La hausse de poids (gire keuduresh), combien de levées de ces 40 kg peut effectuer chaque candidat ? (plus de quarante pour le gagnant). Se rencontre également la version keudurge tash, qui est le soulèvement de pierre à hauteur de selle sur un cheval. La légende veut qu’une pierre particulière, régulièrement transporté sur le lieu de la fête, n’ait été pour l’instant soulevée qu’une seule fois.



Le fouet (kamtchi), où l’on doit faire tomber une à une de petites quilles. La précision est de mise.
Tout ceci nous conduirait à penser qu’être altaïen n’est qu’une affaire de force.

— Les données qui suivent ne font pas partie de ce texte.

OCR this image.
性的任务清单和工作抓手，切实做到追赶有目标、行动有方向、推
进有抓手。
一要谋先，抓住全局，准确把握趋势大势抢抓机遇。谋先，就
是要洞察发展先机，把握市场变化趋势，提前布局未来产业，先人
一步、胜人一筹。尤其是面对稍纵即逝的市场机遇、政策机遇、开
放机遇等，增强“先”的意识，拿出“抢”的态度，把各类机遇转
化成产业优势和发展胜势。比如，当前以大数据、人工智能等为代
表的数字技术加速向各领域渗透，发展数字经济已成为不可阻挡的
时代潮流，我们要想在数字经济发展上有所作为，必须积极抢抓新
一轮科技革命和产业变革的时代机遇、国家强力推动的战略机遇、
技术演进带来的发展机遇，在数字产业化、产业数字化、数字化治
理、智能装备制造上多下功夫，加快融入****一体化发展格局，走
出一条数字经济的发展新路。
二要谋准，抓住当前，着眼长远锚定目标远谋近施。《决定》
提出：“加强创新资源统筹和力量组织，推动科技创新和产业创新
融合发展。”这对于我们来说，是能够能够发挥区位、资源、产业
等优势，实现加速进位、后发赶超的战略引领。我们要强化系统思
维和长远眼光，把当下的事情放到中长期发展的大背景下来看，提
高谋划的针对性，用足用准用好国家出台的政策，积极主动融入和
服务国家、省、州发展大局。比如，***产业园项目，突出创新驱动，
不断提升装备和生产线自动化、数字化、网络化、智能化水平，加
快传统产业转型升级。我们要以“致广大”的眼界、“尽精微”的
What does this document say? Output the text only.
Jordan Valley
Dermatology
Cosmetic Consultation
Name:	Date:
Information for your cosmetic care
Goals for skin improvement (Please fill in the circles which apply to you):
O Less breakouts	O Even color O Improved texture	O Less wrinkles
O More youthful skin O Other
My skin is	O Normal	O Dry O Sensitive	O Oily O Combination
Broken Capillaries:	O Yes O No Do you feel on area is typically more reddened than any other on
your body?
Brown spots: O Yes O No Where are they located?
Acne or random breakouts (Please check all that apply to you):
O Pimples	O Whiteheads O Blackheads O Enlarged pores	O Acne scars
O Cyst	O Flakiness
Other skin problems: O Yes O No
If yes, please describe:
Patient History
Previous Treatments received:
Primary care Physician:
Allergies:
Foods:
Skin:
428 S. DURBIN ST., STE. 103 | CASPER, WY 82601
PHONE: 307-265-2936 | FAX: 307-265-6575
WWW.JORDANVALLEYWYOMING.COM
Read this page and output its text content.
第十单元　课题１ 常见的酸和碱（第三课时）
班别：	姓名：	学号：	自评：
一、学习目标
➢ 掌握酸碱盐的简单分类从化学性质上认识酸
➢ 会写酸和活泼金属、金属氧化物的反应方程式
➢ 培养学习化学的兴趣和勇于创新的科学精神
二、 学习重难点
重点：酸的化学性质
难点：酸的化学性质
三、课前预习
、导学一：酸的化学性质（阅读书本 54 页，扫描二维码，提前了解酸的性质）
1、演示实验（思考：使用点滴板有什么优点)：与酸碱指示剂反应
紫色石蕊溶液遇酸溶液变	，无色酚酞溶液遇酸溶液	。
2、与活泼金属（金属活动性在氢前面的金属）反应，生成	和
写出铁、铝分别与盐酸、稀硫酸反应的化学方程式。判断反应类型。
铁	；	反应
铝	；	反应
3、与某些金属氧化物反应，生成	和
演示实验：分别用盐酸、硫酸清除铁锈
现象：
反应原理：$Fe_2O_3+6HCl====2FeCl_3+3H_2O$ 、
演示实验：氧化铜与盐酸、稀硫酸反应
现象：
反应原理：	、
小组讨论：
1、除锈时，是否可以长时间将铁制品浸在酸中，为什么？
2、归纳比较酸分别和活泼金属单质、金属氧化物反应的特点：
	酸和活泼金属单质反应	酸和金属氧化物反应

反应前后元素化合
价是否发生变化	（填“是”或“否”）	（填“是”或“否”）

Au contraire, il faut aussi savoir faire preuve d’ingéniosité, de ruse, d’intelligence : les dames altaïennes (chatra) et les échecs sont ainsi très prisés, toutes générations confondues. On rencontre autour des tables aussi bien des hommes que des femmes, de très jeunes enfants et de très vieilles personnes, celles-là mêmes que l’on retrouvera quelques heures plus tard en train de disputer un concours de bras de fer !





N’oublions pas non plus que si le sérieux est de mise dans ces jeux lorsque ce sont les hommes qui s’opposent, les femmes elles aussi ont leur version de chaque concours, basée sur le rire. Et si une chose retentira tout au long de cette journée de festivités, c’est bien celui des participants ! Malgré la température glaciale, tout le monde est dehors, le sourire aux lèvres, les fous rires agitent le public venu nombreux.
Parallèlement, à l’intérieur du gymnase de l’école se déroule le concours de costumes et de créations artisanales, recensées par village. Lors de la présentation, toutes les générations de chaque village sont représentées, chacune est invitée à dire un petit mot ou à chanter une petite chanson. Un jury vote ensuite pour la présentation la plus élaborée et les vêtements les plus chatoyants. Le raffinement est perçu dans les moindres détails des vêtements, impérativement cousus de fils d’or pour la plupart.